Me escaqueo como puedo de la respuesta. Bueno, en realidad no me escaqueo. Lo que pasa es que me tengo que poner en serio a pensarlo. Me tengo que poner a meditar sobre qué parcelas de libertad estoy dispuesto a ceder. Ahora mismo, como estoy hecho un nazi de la felicidad, pues como que por momentos no me apetece absolutamente nada tener que dar explicaciones o ajustar mis horarios a los de alguien.
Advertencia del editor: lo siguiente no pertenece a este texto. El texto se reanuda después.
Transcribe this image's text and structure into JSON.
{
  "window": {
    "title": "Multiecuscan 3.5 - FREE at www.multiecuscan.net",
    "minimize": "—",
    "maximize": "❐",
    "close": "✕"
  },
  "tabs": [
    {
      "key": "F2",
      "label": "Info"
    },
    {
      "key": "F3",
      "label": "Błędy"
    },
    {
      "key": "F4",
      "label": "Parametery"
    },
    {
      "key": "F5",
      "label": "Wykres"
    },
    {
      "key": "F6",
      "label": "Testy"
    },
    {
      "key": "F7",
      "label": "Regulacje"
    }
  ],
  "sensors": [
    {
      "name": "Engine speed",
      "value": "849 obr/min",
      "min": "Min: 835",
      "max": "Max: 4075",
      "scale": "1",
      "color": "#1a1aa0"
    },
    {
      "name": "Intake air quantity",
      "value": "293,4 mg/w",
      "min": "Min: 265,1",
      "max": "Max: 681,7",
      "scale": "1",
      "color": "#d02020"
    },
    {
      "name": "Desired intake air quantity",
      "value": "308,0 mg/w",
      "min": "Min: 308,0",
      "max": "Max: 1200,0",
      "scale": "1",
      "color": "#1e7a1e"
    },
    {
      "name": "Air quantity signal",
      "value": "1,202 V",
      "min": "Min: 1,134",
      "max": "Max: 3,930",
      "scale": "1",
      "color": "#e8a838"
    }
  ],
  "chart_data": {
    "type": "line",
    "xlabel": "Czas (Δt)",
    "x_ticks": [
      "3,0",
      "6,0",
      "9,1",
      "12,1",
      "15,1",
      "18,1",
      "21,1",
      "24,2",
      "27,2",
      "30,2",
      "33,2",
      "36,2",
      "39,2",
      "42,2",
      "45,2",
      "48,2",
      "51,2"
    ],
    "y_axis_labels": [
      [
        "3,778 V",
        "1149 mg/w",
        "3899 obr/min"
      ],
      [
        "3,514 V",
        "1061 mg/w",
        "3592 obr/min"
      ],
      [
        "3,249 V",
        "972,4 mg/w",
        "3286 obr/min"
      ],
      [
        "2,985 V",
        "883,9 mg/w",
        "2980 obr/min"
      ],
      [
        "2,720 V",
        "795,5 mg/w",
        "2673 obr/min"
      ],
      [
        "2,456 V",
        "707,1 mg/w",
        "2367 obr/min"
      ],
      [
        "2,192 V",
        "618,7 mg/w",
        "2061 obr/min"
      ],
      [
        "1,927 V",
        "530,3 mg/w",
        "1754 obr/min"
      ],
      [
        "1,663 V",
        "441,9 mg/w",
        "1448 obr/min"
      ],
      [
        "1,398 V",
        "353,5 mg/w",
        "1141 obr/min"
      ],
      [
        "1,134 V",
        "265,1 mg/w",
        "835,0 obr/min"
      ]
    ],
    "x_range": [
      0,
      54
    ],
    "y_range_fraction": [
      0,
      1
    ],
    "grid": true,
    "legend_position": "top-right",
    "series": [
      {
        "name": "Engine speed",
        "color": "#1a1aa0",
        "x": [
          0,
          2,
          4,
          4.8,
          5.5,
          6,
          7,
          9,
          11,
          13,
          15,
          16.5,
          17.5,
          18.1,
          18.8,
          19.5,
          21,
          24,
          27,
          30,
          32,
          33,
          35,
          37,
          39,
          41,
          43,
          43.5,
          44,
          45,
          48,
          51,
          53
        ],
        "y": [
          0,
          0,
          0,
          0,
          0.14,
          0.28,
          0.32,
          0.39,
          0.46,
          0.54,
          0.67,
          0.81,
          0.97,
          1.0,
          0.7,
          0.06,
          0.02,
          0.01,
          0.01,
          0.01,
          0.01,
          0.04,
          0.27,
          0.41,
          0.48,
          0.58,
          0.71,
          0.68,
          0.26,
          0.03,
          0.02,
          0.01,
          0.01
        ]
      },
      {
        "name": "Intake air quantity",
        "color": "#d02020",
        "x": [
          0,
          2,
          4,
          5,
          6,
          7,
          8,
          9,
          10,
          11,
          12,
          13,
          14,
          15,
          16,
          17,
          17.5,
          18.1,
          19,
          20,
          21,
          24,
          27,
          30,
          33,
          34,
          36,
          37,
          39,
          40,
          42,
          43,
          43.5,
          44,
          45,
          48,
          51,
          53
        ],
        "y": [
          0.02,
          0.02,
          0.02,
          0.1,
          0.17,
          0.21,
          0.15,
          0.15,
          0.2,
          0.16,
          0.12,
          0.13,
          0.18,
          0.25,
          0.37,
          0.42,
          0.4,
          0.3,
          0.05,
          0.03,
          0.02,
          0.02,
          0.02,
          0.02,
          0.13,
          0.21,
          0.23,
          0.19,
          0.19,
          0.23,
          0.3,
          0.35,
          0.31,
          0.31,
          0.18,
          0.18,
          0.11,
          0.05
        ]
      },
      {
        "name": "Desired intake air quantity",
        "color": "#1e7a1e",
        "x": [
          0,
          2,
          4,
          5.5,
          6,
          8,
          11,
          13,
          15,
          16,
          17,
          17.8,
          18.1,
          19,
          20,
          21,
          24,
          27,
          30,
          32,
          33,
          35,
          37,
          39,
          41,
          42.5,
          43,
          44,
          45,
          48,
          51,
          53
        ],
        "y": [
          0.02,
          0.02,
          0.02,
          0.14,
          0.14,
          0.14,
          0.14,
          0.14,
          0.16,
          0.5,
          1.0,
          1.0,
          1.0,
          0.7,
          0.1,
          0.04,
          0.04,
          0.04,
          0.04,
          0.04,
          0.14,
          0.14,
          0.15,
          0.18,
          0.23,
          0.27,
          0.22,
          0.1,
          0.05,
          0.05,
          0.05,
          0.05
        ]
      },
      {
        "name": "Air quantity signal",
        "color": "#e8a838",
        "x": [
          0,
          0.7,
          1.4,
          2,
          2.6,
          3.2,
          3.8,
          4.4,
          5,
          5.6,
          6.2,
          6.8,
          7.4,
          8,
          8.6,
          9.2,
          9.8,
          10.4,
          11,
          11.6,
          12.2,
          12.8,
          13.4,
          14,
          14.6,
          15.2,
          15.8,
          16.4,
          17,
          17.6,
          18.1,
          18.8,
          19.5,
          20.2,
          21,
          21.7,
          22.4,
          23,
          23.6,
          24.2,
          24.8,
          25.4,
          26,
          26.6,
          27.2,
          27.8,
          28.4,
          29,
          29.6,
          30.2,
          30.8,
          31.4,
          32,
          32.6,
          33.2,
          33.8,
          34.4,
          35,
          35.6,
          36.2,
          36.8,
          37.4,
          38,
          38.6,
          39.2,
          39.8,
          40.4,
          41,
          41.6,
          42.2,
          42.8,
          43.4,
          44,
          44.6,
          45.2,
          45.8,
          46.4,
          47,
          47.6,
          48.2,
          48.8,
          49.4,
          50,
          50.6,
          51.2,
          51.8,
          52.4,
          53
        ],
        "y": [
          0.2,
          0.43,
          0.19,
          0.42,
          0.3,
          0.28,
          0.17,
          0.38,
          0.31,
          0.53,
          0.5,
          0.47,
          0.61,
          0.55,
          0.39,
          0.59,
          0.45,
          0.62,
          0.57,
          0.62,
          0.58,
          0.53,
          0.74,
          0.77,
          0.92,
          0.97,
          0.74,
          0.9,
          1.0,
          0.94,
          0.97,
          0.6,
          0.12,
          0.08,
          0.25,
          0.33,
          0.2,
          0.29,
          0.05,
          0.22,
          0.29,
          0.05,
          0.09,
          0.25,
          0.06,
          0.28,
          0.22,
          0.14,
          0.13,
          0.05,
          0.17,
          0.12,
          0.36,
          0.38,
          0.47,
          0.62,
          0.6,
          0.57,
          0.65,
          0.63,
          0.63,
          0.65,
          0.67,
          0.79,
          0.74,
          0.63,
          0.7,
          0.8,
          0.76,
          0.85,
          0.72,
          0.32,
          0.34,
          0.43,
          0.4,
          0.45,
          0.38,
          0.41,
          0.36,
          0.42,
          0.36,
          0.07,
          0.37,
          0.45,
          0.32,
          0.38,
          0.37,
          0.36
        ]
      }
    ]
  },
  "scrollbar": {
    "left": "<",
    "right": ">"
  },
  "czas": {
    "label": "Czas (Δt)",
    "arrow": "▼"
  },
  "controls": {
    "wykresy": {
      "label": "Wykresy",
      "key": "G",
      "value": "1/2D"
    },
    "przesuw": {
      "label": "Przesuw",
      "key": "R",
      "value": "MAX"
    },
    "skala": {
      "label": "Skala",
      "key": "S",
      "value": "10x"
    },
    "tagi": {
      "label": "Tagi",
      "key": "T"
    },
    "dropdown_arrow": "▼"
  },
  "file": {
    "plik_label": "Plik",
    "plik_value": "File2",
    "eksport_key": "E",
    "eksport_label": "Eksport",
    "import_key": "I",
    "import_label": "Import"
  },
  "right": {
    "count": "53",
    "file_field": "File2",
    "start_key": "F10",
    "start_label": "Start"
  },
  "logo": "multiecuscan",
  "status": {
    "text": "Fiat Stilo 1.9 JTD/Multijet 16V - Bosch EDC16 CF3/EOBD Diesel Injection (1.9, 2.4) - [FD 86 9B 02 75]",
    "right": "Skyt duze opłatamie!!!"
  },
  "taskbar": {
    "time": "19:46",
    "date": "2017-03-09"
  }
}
Pero al rato empiezo a pensar en los ojos del vecino y se produce algo parecido a un temblor de piernas.

Una putada no tener el número de Britney para preguntarle qué narices harían ella y sus extensiones en mi lugar.

Como estoy un poco alterado, me hago una lista de reproducción nueva en el iPod y la llamo «canciones para momentos con problemas». Pongo el disco de Late Night Alumni y el de Iio y los escucho sentado en el suelo de la cocina mientras fumo, me tomo un descafeinado orgánico y compruebo asombrado que Sam ha aprendido a abrir el grifo de la cocina para beber agua pero que no ha aprendido a cerrarlo.

¿Sigo siendo un «tontín» después de tantos años? ¿De verdad no he aprendido nada después de todas las cosas que me han pasado? Tengo la tentación de llamar a mi ex y preguntarle por las cosas que él cree que yo hice mal hace tanto tiempo. Pero claro, tampoco tiene mucho sentido, porque, como dice mi madre, «el que nace tonto, suele morirse tonto».

Cuando me voy a la cama caigo en la cuenta de que tengo que poner sábanas nuevas y, por lo tanto, ya no está el olor del vecino. Quizá me vengan bien unos días de distancia olfativa para verlo todo con perspectiva.

Estoy estresado, sobre todo cuando veo una foto que nos hicimos en el hotel de Londres, y entonces sí que me tiemblan las piernas.